First via SWIFT WebSocket (offchain)

You receive the signed order from SWIFT before onchain landing.

Again when it lands onchain

The same order appears in your onchain subscription stream later.

Use isSignedMsgOrder() to identify SWIFT-origin orders and avoid double-handling:

import { isSignedMsgOrder } from "@drift-labs/sdk"; // In your AuctionSubscriber callback auctionSubscriber.eventEmitter.on("onAccountUpdate", async (userAccount, pubkey, slot) => { for (const order of userAccount.orders) { if (order.baseAssetAmount.isZero()) continue; if (isSignedMsgOrder(order)) { // This came from SWIFT , you already saw it via WebSocket // Skip to avoid submitting a duplicate fill continue; } // Handle regular onchain auction await handleAuction(order, userAccount, pubkey, slot); } });
Function isSignedMsgOrderReference ↗
ParameterTypeRequired
order
Order
Yes
Returns
boolean

Performance considerations

Latency optimization:

  • Use dedicated RPC nodes for fastest transaction submission
  • Pre-compute oracle prices and risk checks
  • Keep WebSocket connection persistent (auto-reconnect on disconnect)
  • Use commitment: "processed" for fastest confirmations

Reliability:

  • Handle WebSocket reconnections gracefully
  • Have fallback to standard auction participation (via AuctionSubscriber)
  • Monitor fill rates and adjust strategy
  • Track SWIFT vs onchain fill success rates separately

Cost:

  • SWIFT fills pay same maker rebates as regular fills
  • No additional fees for SWIFT participation
  • Transaction costs same as place-and-make

Gotchas

  • SWIFT is not guaranteed flow , not all taker orders go through SWIFT. Takers using the standard SDK flow submit directly onchain. You should subscribe to both SWIFT and AuctionSubscriber for complete coverage, using isSignedMsgOrder() to deduplicate.
  • ed25519 instruction ordering , the ed25519 verification instruction must be the first instruction in the transaction. The SDK handles this, but if building transactions manually, incorrect ordering causes silent verification failures.
  • Latency advantage is perishable , the 100-500ms head start from SWIFT only helps if your fill transaction lands quickly.
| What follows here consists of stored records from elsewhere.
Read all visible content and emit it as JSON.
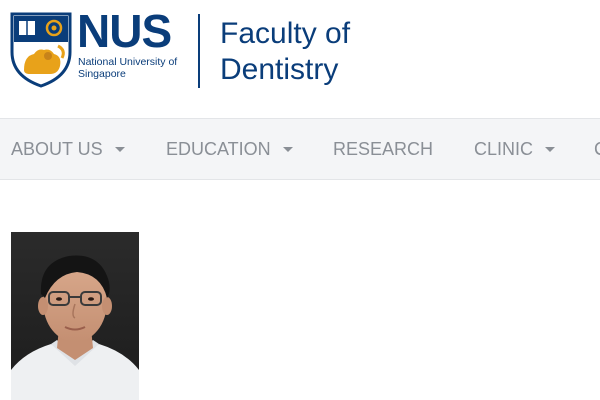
{
  "header": {
    "logo_text": "NUS",
    "university_name": "National University of Singapore",
    "faculty_line1": "Faculty of",
    "faculty_line2": "Dentistry"
  },
  "nav": {
    "items": [
      {
        "label": "ABOUT US",
        "has_dropdown": true
      },
      {
        "label": "EDUCATION",
        "has_dropdown": true
      },
      {
        "label": "RESEARCH",
        "has_dropdown": false
      },
      {
        "label": "CLINIC",
        "has_dropdown": true
      },
      {
        "label": "C",
        "has_dropdown": false
      }
    ]
  },
  "profile": {
    "photo": "staff-portrait-photo"
  },
  "colors": {
    "brand_blue": "#0a3d7a",
    "nav_background": "#f4f5f7",
    "nav_text": "#8a8f96"
  }
}
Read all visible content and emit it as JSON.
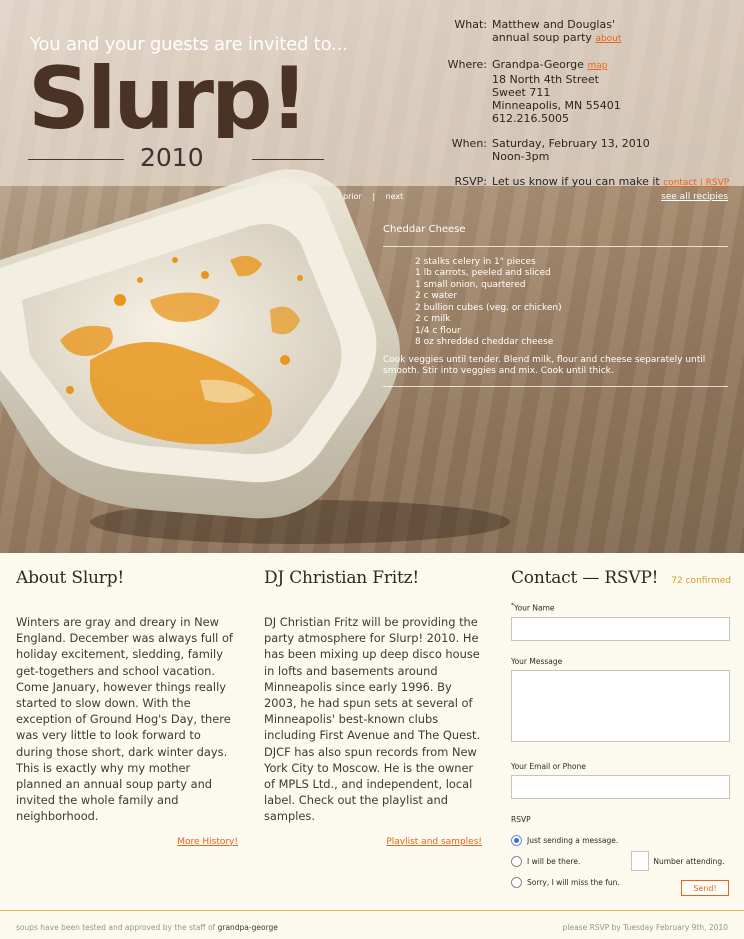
{
  "hero": {
    "invite_line": "You and your guests are invited to...",
    "logo_text": "Slurp!",
    "year": "2010"
  },
  "details": {
    "what_label": "What:",
    "what_line1": "Matthew and Douglas'",
    "what_line2": "annual soup party",
    "about_link": "about",
    "where_label": "Where:",
    "where_name": "Grandpa-George",
    "map_link": "map",
    "where_line2": "18 North 4th Street",
    "where_line3": "Sweet 711",
    "where_line4": "Minneapolis, MN 55401",
    "where_phone": "612.216.5005",
    "when_label": "When:",
    "when_date": "Saturday, February 13, 2010",
    "when_time": "Noon-3pm",
    "rsvp_label": "RSVP:",
    "rsvp_text": "Let us know if you can make it",
    "rsvp_link": "contact | RSVP"
  },
  "recipe": {
    "prior": "prior",
    "separator": "|",
    "next": "next",
    "see_all": "see all recipies",
    "title": "Cheddar Cheese",
    "ingredients": [
      "2 stalks celery in 1\" pieces",
      "1 lb carrots, peeled and sliced",
      "1 small onion, quartered",
      "2 c water",
      "2 bullion cubes (veg. or chicken)",
      "2 c milk",
      "1/4 c flour",
      "8 oz shredded cheddar cheese"
    ],
    "method": "Cook veggies until tender. Blend milk, flour and cheese separately until smooth. Stir into veggies and mix. Cook until thick."
  },
  "about": {
    "heading": "About Slurp!",
    "body": "Winters are gray and dreary in New England. December was always full of holiday excitement, sledding, family get-togethers and school vacation. Come January, however things really started to slow down. With the exception of Ground Hog's Day, there was very little to look forward to during those short, dark winter days. This is exactly why my mother planned an annual soup party and invited the whole family and neighborhood.",
    "more_link": "More History!"
  },
  "dj": {
    "heading": "DJ Christian Fritz!",
    "body": "DJ Christian Fritz will be providing the party atmosphere for Slurp! 2010. He has been mixing up deep disco house in lofts and basements around Minneapolis since early 1996. By 2003, he had spun sets at several of Minneapolis' best-known clubs including First Avenue and The Quest. DJCF has also spun records from New York City to Moscow. He is the owner of MPLS Ltd., and independent, local label. Check out the playlist and samples.",
    "more_link": "Playlist and samples!"
  },
  "contact": {
    "heading": "Contact — RSVP!",
    "confirmed": "72 confirmed",
    "name_required_mark": "*",
    "name_label": "Your Name",
    "message_label": "Your Message",
    "email_label": "Your Email or Phone",
    "rsvp_label": "RSVP",
    "option_message": "Just sending a message.",
    "option_there": "I will be there.",
    "number_label": "Number attending.",
    "option_miss": "Sorry, I will miss the fun.",
    "send_label": "Send!"
  },
  "footer": {
    "left_text": "soups have been tested and approved by the staff of",
    "left_brand": "grandpa-george",
    "right_text": "please RSVP by Tuesday February 9th, 2010"
  },
  "colors": {
    "accent": "#e8641c",
    "confirmed": "#d9a021",
    "logo": "#4a3224",
    "page_background": "#fcf9ef"
  }
}
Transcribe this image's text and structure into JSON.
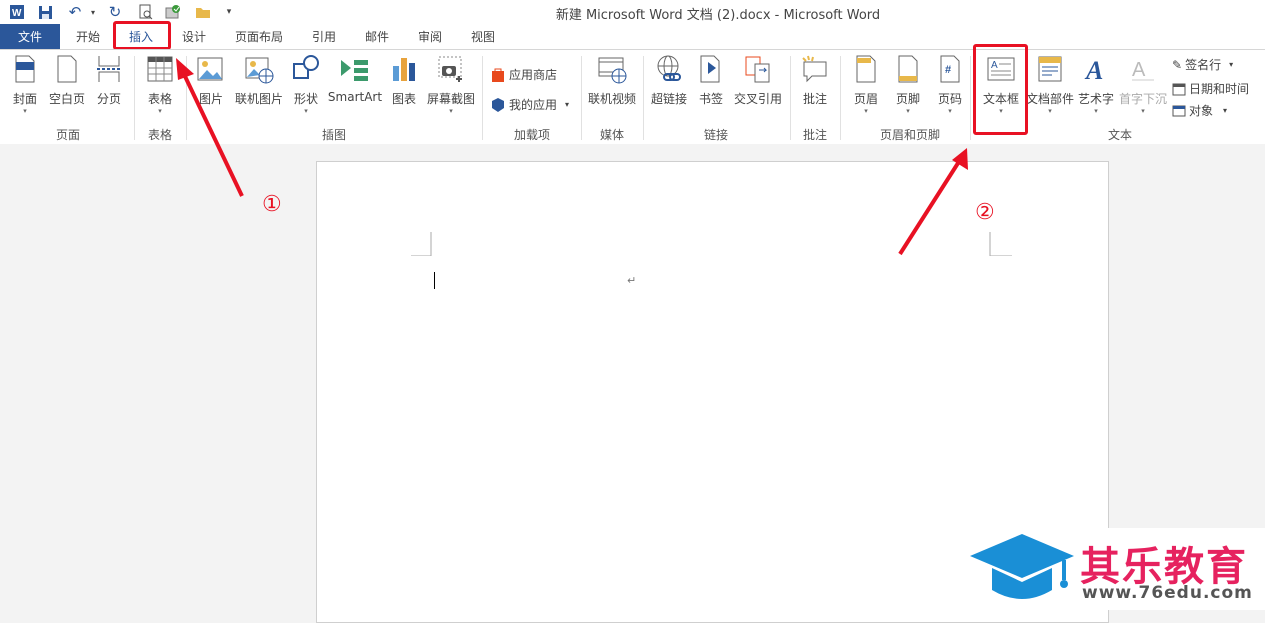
{
  "window": {
    "title": "新建 Microsoft Word 文档 (2).docx - Microsoft Word"
  },
  "tabs": {
    "file": "文件",
    "home": "开始",
    "insert": "插入",
    "design": "设计",
    "layout": "页面布局",
    "references": "引用",
    "mailings": "邮件",
    "review": "审阅",
    "view": "视图"
  },
  "ribbon": {
    "pages": {
      "cover": "封面",
      "blank": "空白页",
      "break": "分页",
      "group": "页面"
    },
    "tables": {
      "table": "表格",
      "group": "表格"
    },
    "illustrations": {
      "pictures": "图片",
      "online_pictures": "联机图片",
      "shapes": "形状",
      "smartart": "SmartArt",
      "chart": "图表",
      "screenshot": "屏幕截图",
      "group": "插图"
    },
    "addins": {
      "store": "应用商店",
      "my_apps": "我的应用",
      "group": "加载项"
    },
    "media": {
      "online_video": "联机视频",
      "group": "媒体"
    },
    "links": {
      "hyperlink": "超链接",
      "bookmark": "书签",
      "cross_ref": "交叉引用",
      "group": "链接"
    },
    "comments": {
      "comment": "批注",
      "group": "批注"
    },
    "header_footer": {
      "header": "页眉",
      "footer": "页脚",
      "page_number": "页码",
      "group": "页眉和页脚"
    },
    "text": {
      "textbox": "文本框",
      "quick_parts": "文档部件",
      "wordart": "艺术字",
      "dropcap": "首字下沉",
      "signature": "签名行",
      "datetime": "日期和时间",
      "object": "对象",
      "group": "文本"
    }
  },
  "document": {
    "paragraph_mark": "↵"
  },
  "annotations": {
    "step1": "①",
    "step2": "②"
  },
  "watermark": {
    "name": "其乐教育",
    "url": "www.76edu.com"
  },
  "colors": {
    "file_tab": "#2b579a",
    "highlight": "#e81123",
    "logo_blue": "#1a8fd6",
    "logo_pink": "#e6225f"
  }
}
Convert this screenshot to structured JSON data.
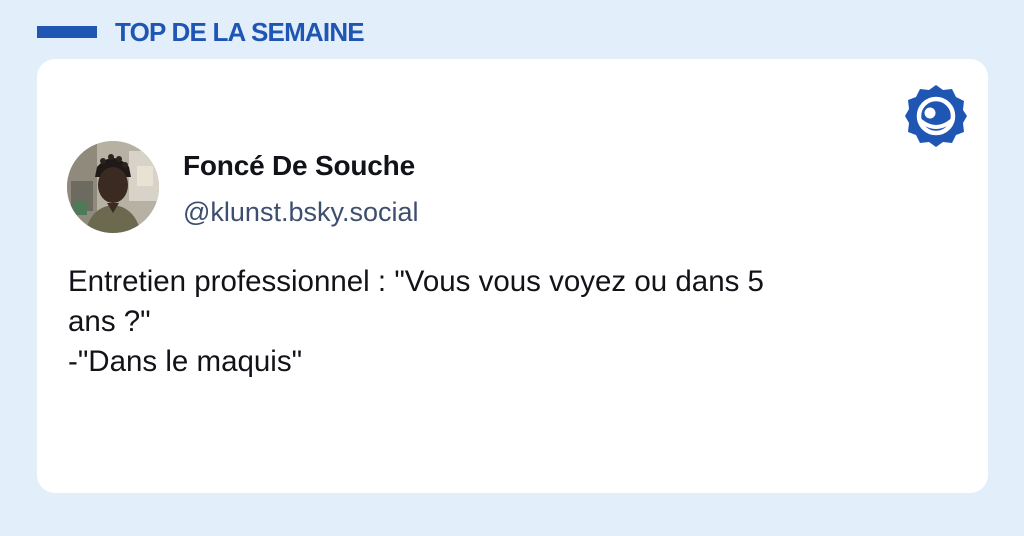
{
  "header": {
    "title": "TOP DE LA SEMAINE"
  },
  "post": {
    "author": {
      "display_name": "Foncé De Souche",
      "handle": "@klunst.bsky.social"
    },
    "text_lines": [
      "Entretien professionnel : \"Vous vous voyez ou dans 5",
      "ans ?\"",
      "-\"Dans le maquis\""
    ]
  },
  "icons": {
    "brand": "bluesky-butterfly-badge-icon",
    "avatar": "user-avatar-photo"
  },
  "colors": {
    "page_background": "#e3eefb",
    "accent": "#1f56b3",
    "card_background": "#ffffff",
    "handle_text": "#3d4e6e",
    "body_text": "#111318"
  }
}
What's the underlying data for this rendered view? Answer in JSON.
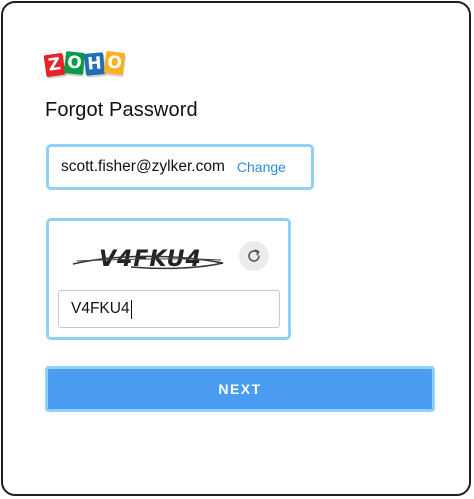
{
  "logo": {
    "letters": [
      "Z",
      "O",
      "H",
      "O"
    ],
    "colors": [
      "#e42527",
      "#089949",
      "#226db4",
      "#f9b21d"
    ]
  },
  "title": "Forgot Password",
  "email": {
    "value": "scott.fisher@zylker.com",
    "change_label": "Change"
  },
  "captcha": {
    "image_text": "V4FKU4",
    "input_value": "V4FKU4",
    "refresh_icon": "refresh-icon"
  },
  "next_label": "NEXT",
  "colors": {
    "accent_border": "#8fd0f3",
    "button": "#4a9cf2",
    "link": "#2b8be0"
  }
}
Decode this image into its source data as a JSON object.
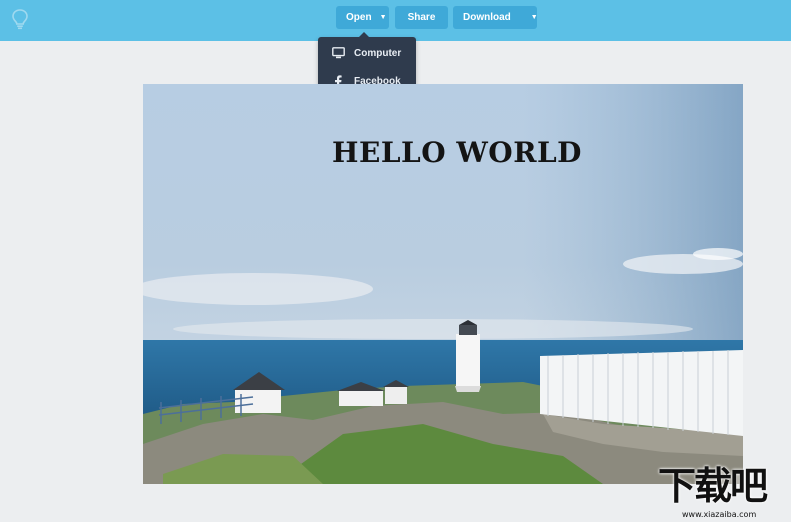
{
  "toolbar": {
    "open_label": "Open",
    "share_label": "Share",
    "download_label": "Download",
    "bulb_icon": "lightbulb-icon",
    "bar_color": "#5cc0e6",
    "button_color": "#3fa9d8"
  },
  "open_menu": {
    "items": [
      {
        "label": "Computer",
        "icon": "monitor-icon"
      },
      {
        "label": "Facebook",
        "icon": "facebook-icon"
      }
    ],
    "background": "#2f3b4d"
  },
  "canvas": {
    "headline": "HELLO WORLD"
  },
  "watermark": {
    "text": "下载吧",
    "url": "www.xiazaiba.com"
  }
}
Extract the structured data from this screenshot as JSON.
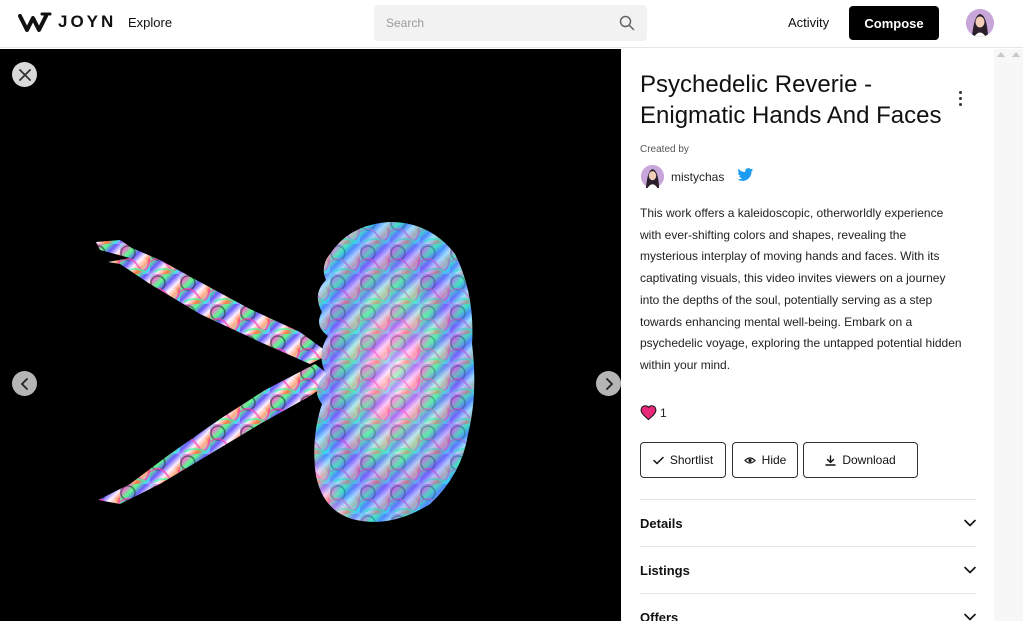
{
  "header": {
    "logo_text": "JOYN",
    "nav_explore": "Explore",
    "search_placeholder": "Search",
    "activity": "Activity",
    "compose": "Compose"
  },
  "artwork": {
    "title": "Psychedelic Reverie - Enigmatic Hands And Faces",
    "created_by_label": "Created by",
    "creator_name": "mistychas",
    "description": "This work offers a kaleidoscopic, otherworldly experience with ever-shifting colors and shapes, revealing the mysterious interplay of moving hands and faces. With its captivating visuals, this video invites viewers on a journey into the depths of the soul, potentially serving as a step towards enhancing mental well-being. Embark on a psychedelic voyage, exploring the untapped potential hidden within your mind.",
    "likes": "1"
  },
  "actions": {
    "shortlist": "Shortlist",
    "hide": "Hide",
    "download": "Download"
  },
  "accordion": {
    "details": "Details",
    "listings": "Listings",
    "offers": "Offers"
  },
  "colors": {
    "accent_heart": "#e8297a",
    "twitter": "#1d9bf0",
    "compose_bg": "#000000"
  },
  "icons": [
    "joyn-logo-icon",
    "search-icon",
    "close-icon",
    "chevron-left-icon",
    "chevron-right-icon",
    "kebab-menu-icon",
    "twitter-icon",
    "heart-icon",
    "check-icon",
    "eye-icon",
    "download-icon",
    "chevron-down-icon"
  ]
}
With a slow RPC node, the advantage is wasted. Use a dedicated RPC node with staked connections for fastest landing.
  • UserAccount resolution , the userAccountGetter callback should return quickly. If it requires an RPC call per order, you’ll negate the latency advantage. Pre-load user accounts via UserMap subscription.
  • Order expiry , SWIFT signed orders have a maxTs field. If your fill transaction lands after this timestamp, it will fail. Check remaining time before submitting.
  • Fallback strategy , if the SWIFT WebSocket disconnects, your bot should seamlessly fall back to standard AuctionSubscriber flow. Don’t let a SWIFT outage stop you from filling auctions.